/proc/driver/nvidia/suspend interface not working

Hi,

I’m looking at a problem where after suspend/resume, the GNOME desktop background has a white tint.

Issues like this might well be explained by the memory management challenges described on https://download.nvidia.com/XFree86/Linux-x86_64/430.09/README/powermanagement.html so I’m trying it.

Unfortunately the system fails to go into suspend at all when I run “systemctl suspend”. When I run “echo mem > /sys/power/state” manually it hangs on that command. There are no errors logged, the last message in the kernel log is:

[  354.515975] PM: suspend entry (deep)
[  354.518018] Filesystems sync: 0.002 seconds

Stepping back a little, I appreciate the attempt at documenting the challenges here and providing a workaround, but I do wonder if we can do better.

Finding the Xorg log via /proc open file descriptors, then finding the VT that X is on, is rather unclean. I shudder thinking about putting this into production. Doesn’t the kernel do a VT switch on suspend/resume anyway, why do we need another one here?

What’s the specific kernel-side challenge that can’t be handled with code in the suspend routine, that can be handled by a procfs handler?

How do other GPUs deal with such challenges? Even closer to home, how does nouveau cope?

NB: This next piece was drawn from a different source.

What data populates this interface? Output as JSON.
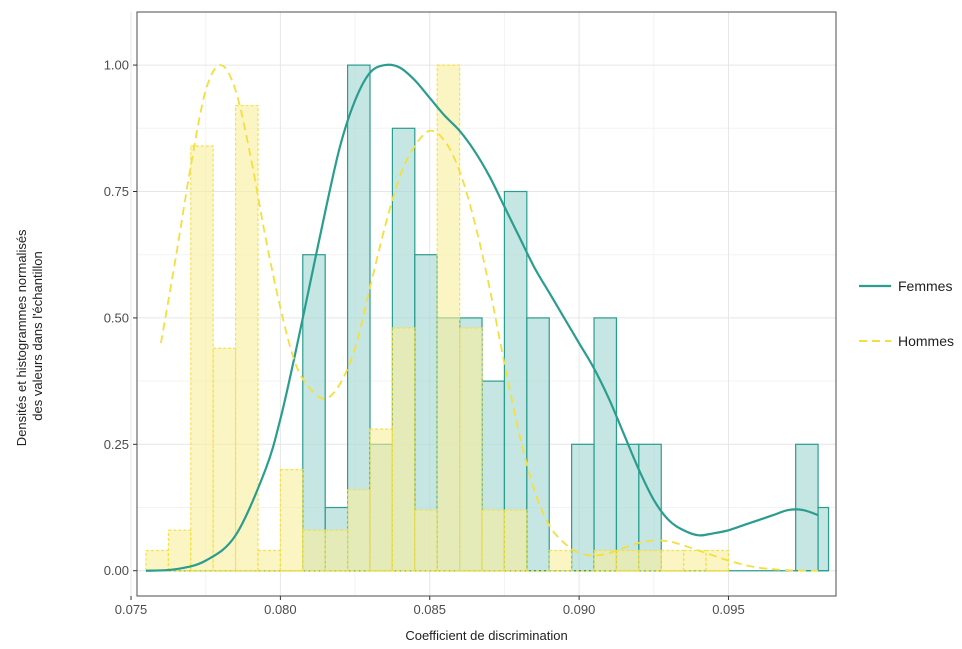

Separately, I’ve noticed that if I set NVreg_PreserveVideoMemoryAllocations=1 and don’t setup any of the stuff that interacts with /proc, then the bug goes away. Presumably it’s managing to back up all the video memory in the normal suspend routine.

What are the implications of turning on this option without setting up the disk-backed gfx memory backup? What happens if the system isn’t able to preserve all the memory, does it cause suspend to fail, or will it suspend anyway and hope for the best during resume?

The nvidia provided script is crap, it doesn’t even work if two xservers (Gnome) are running and doesn’t really check if an xserver is running on the current vt. I exchanged that whole /proc grepping by a simple fgconsole call and then it works. Unless an Xserver is running on vt63.